Fish-tailed Merbeing of South America.
Etymology: Quechuan or possibly Creole, "mother of waters."
Variant names: Femme poisson (in Martinique), Mae do rio, Mayuj-mamma, Orehu (Arawakan).
Physical description: Half woman, half fish. Behavior: Sometimes drags canoes underwater. Distribution: Guyana; the Caribbean; Brazil; Argentina.
Significant sighting: In 1793, Gov. A. I. van Imbyse van Battenburg of Berbice (now Guyana) told the British doctor Colin Chisholm of the half-women, half-fish seen in the rivers of his country. The creatures were generally observed in a sitting posture in the water; when disturbed, they swam away, creating a disturbance with their tails.
Possible explanation: Van Battenberg's animals are almost certainly the West Indian manatee (Trichechus manatus), often seen at the mouths of Guyanese rivers.

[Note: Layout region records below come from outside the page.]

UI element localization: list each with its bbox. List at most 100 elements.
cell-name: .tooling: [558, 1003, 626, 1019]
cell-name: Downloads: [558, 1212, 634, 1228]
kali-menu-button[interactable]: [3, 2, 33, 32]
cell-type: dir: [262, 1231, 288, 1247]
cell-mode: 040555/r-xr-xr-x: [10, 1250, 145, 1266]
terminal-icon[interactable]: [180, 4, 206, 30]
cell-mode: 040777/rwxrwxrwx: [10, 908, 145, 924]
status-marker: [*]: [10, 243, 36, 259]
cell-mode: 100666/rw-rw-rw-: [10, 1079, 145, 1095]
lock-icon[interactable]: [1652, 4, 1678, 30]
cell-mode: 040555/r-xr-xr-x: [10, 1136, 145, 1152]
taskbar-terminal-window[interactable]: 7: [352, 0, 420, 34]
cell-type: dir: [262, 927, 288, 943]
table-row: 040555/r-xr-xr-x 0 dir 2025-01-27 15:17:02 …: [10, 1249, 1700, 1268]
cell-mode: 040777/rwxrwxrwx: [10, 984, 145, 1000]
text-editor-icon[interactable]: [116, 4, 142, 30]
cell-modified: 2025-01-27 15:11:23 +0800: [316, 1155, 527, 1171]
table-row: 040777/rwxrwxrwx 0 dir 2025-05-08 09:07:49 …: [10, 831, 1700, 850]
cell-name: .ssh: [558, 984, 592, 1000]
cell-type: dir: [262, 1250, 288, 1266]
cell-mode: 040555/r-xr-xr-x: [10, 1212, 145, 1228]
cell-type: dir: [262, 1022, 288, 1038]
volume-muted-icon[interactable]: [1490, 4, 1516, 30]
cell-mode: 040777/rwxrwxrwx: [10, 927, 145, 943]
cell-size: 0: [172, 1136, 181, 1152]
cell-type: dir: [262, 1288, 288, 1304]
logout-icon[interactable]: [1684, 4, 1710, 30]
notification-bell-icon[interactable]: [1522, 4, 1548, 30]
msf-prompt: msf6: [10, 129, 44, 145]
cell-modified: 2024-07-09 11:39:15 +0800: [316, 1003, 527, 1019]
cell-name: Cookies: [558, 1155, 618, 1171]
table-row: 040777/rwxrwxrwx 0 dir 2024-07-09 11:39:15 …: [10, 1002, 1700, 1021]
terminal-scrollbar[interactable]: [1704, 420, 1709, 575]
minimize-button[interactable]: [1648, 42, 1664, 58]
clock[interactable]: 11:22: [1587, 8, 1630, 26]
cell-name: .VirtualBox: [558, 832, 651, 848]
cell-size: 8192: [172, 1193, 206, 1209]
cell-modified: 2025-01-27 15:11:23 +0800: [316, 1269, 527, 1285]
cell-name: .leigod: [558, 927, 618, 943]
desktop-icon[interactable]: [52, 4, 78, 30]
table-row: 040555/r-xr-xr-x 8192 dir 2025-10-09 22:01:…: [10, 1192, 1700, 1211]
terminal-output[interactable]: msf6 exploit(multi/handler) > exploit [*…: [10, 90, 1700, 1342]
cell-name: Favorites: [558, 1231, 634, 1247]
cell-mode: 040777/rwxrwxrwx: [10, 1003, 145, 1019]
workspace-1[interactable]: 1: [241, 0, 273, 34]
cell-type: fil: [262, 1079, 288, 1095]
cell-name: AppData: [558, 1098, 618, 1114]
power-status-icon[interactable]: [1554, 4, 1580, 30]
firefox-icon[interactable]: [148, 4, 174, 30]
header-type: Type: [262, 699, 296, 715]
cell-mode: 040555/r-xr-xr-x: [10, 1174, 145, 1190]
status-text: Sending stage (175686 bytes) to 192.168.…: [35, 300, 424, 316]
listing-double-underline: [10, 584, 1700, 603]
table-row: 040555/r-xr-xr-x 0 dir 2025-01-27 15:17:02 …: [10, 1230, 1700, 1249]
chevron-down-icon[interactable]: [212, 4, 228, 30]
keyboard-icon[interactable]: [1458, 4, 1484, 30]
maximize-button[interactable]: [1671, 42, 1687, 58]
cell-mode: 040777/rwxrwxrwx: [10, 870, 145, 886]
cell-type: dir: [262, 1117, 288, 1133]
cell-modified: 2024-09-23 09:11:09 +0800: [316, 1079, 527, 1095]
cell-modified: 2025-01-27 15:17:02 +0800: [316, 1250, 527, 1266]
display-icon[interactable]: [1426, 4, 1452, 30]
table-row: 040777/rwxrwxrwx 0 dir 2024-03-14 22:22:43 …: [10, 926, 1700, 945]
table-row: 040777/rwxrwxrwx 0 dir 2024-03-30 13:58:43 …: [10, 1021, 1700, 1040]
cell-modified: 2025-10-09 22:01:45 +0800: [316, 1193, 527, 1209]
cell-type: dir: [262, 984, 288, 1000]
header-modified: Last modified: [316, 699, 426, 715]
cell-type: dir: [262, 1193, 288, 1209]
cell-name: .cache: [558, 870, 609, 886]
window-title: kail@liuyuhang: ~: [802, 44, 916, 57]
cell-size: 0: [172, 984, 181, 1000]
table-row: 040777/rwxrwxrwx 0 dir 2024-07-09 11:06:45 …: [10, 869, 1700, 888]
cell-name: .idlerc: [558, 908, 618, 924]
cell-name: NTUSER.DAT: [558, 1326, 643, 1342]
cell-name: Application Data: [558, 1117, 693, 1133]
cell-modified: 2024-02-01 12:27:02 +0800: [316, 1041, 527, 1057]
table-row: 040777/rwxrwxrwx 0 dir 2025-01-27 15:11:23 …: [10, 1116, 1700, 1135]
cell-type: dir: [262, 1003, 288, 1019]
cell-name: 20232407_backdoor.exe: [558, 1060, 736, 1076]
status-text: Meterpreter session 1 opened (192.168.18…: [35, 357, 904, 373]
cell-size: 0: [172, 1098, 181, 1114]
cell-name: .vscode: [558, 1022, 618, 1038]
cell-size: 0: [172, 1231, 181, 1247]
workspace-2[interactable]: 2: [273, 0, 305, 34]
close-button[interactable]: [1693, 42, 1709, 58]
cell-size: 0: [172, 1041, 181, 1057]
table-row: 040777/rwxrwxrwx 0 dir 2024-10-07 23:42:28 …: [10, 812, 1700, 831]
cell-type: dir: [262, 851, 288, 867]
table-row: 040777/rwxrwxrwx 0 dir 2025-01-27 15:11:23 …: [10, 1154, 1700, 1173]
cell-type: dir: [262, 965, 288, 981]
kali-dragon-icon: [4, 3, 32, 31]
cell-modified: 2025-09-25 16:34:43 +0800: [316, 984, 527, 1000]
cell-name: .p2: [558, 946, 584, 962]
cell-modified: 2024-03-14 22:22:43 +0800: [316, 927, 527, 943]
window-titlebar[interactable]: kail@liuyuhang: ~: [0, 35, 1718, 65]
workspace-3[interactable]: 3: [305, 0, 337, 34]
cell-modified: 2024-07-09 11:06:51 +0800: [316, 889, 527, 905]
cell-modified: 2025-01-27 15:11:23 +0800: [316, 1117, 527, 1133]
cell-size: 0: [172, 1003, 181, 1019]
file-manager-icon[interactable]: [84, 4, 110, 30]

Sources: Colin Chisholm, An Essay on the Malignant Pestilential Fever, Introduced into the West Indian Islands from Boullam, on the Coast of Guinea (London: Mawman, 1801); Everard F. Im Thurn, Among the Indians ofGuiana (London: Kegan, Paul, Trench, 1883); Gertrude Shaw, West Indian Fairy Tales (London: Francis Griffiths, 1914); Elsie Clews Parsons, Folk-Lore ofthe Antilles, French and English (New York: American Folk-Lore Society, 1933); Tobías Rosemberg, El alma de la montaña (Buenos Aires: Editorial Raigal, 1953), pp. 44-48.